The U.S. team averaged 2.45 million during the World Cup on Telemundo, double its 1.02 million average for 40 matches on Spanish-language networks during the three years ahead of the tournament, Nielsen said.
American games have been aired on an alphabet soup of networks with start times ranging from 8 a.m. Eastern to 10 p.m. from locations ranging from California to Europe.
“Soccer has become the most bewildering sport to follow on television,” said former ESPN president John Skipper, now CEO of Meadowlark Media.
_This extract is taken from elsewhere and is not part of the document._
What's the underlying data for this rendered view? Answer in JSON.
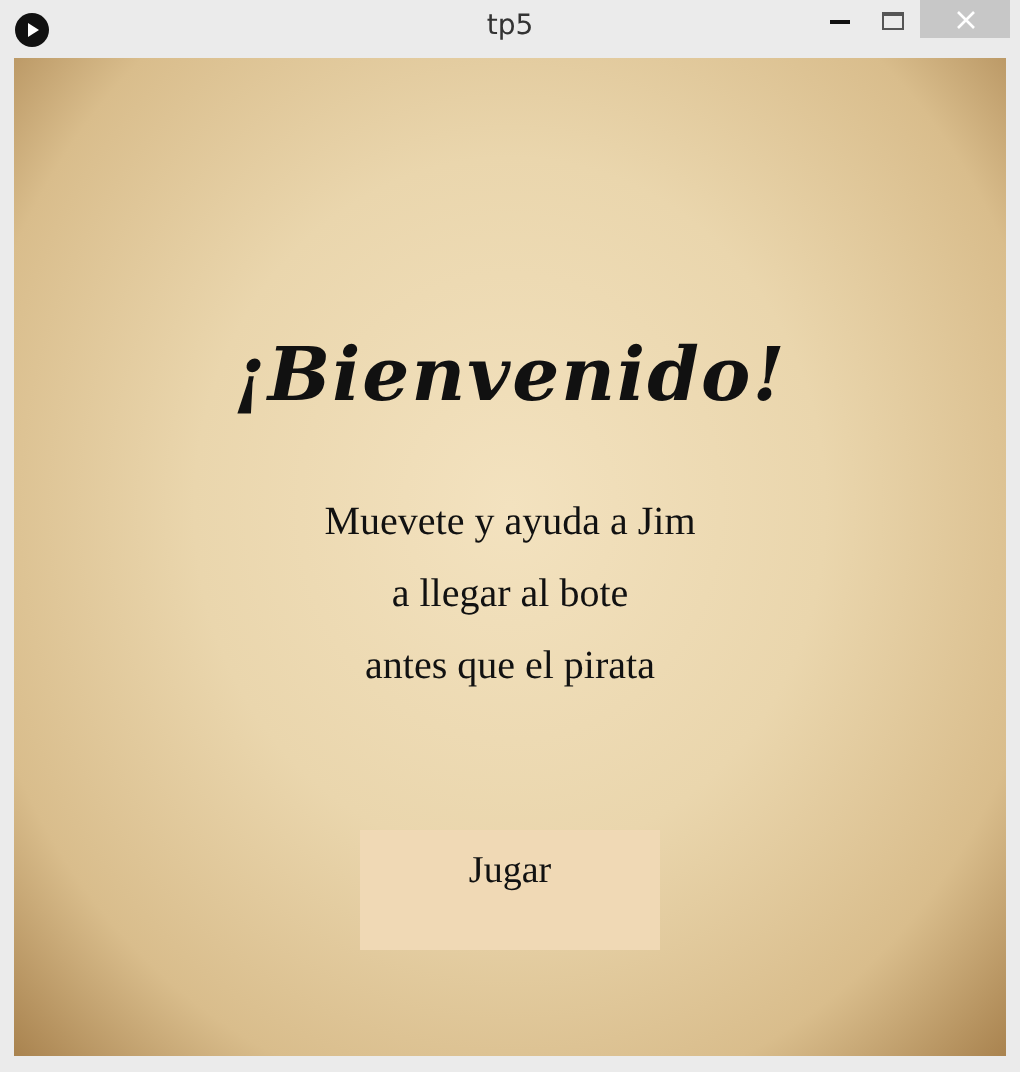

He cited various networks for the U.S. national team, the Premier League, the German Bundesliga, the Spanish league and the Champions League, some drawing more viewers than Major League Soccer.
“Can you imagine European basketball being somewhat more popular than the NBA?” Skipper said. “We are as Americans just used to thinking that we’re the world leaders in the sports that we like. And here, we’re not the world leaders.”
Soccer is seen by just a fraction of the audience of the NFL, which said it averaged 17.1 million on television and digital for the 2021 regular season and drew 42.1 million alone for the Dallas Cowboys-New York Giants game on Thanksgiving.
Just 226,000 viewers tuned in to the English-language broadcast of the Americans’ final World Cup warmup match in September, with 159,000 more watching with Spanish commentary. The match play-by-play and color commentator were 6,000 miles away in a Los Angeles studio and no staff reporters from U.S. newspapers were present, though there were three from major online organizations.
Still, the men were more-viewed than the U.S. women’s national team, which averaged 295,000 for English and Spanish telecasts during the same three-year period, according to Nielsen.
Like the men, the women’s ratings soar during their World Cup.
Broadcasts, some sold by the U.S. Soccer Federation and others by the regional governing body CONCACAF, were spread across ESPN, ESPN2, ESPN News, Fox and Fox Sports 1 in English along with the unrated CBS Sports Network and the digital Paramount+. Spanish coverage was on Univision, TUDN and UniMás.